I started getting into the swing of marathon training during the summer. I wanted to get into a routine and make sure I was prepared. My “official” plan started on August 31st. I worked my butt off during the summer/fall when Phoenix was having highs off 115+. I dragged my butt out of bed at 4 am to beat the heat.
I ran through the “winter” here and even put in my longest run on Christmas eve in Wisconsin. I had to wear my trail shoes because of ice and snow. I was bundled up in many layers. I put in my time. I put in the effort, for six plus months. I was determined. I was going to finish this marathon, even if it took me forever.
Then I got sick.
I came home from Christmas in Wisconsin with a cold, which turned into a sinus infection. I had hopes of still running the marathon, though. I had about 15 days to recover and get better. By the time the marathon date came, I was feeling better. The nose was feeling good, the cough was better, and I could sleep through the night.
So I went out for a test run.
And I got dizzy. At around the two-mile mark, the world started to look like I was in a funhouse mirror situation. Trees were getting bigger and smaller. The ground was going up and down. I stopped running and tried to walk but I was all over the sidewalk. People driving by probably thought I was drunk. I couldn’t walk in a straight line so I stopped. I sat. I waited until I felt better and walked home. I wasn’t pushing myself. I wasn’t trying too hard. I was actually going slow to test my breathing and cough.

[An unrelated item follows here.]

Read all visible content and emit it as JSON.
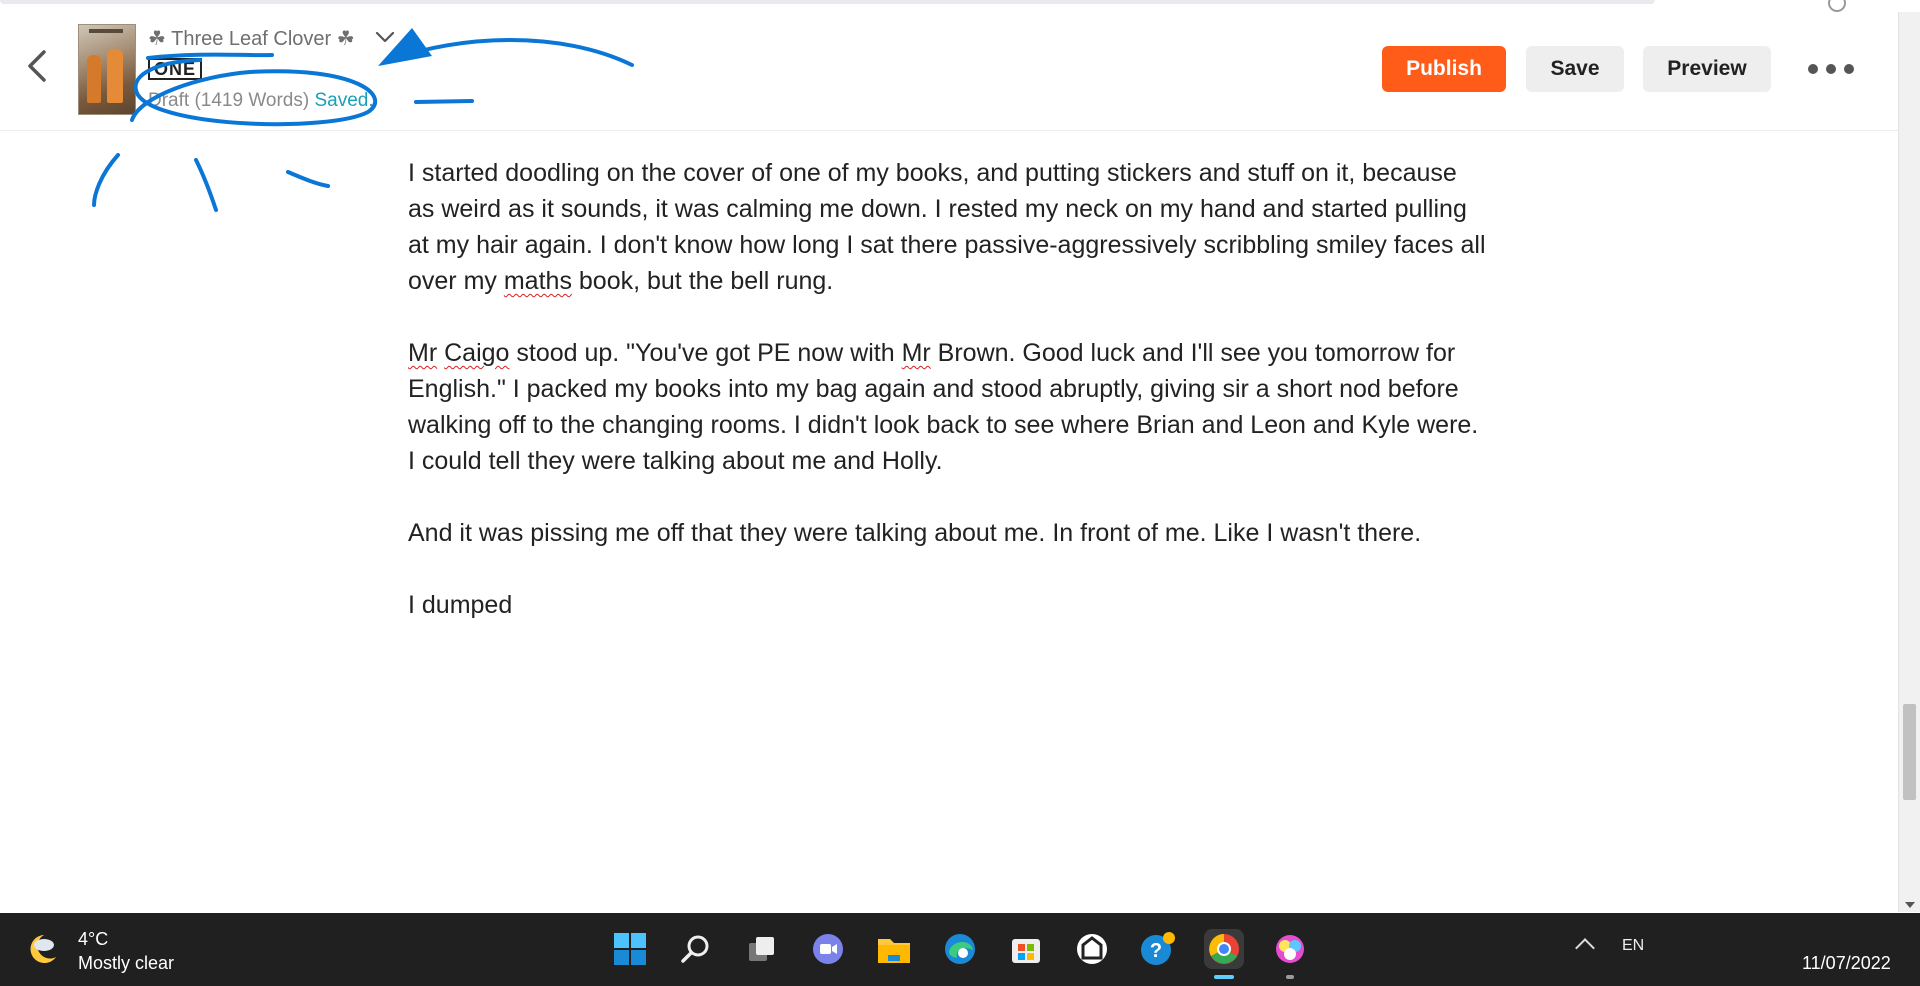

I think, so this isn’t a usual issue, that it has to do with my cold and sinus infection. I have always had a lot of inner ear problems so I am guessing it is something like this. Because it feels like vertigo when it’s happening. I also made sure I’ve been well hydrated and fed before heading out (trying to eat pretty nutritious foods). My heart rate wasn’t super high, in my normal run range. I don’t feel any strain in my heart or lungs. It all seems to be in m head, literally and figuratively?
I waited a few days and tried again. The exact same thing happened. This was just days before the marathon.
I didn’t run my marathon.
And I am depressed. I put in so much work towards a goal and couldn’t complete the goal. I don’t know what to do with myself. I don’t know if I will ever reach my goal of running a marathon. I haven’t run in about two weeks. I am afraid I won’t ever be able to run again. I haven’t been able to bring myself to run again. I am afraid it will keep happening. I have been able to do other cardio and strength training without issue.
Next week. I will try again next week.
Tell me about a goal you feel you might never reach and what you are doing (did) about it.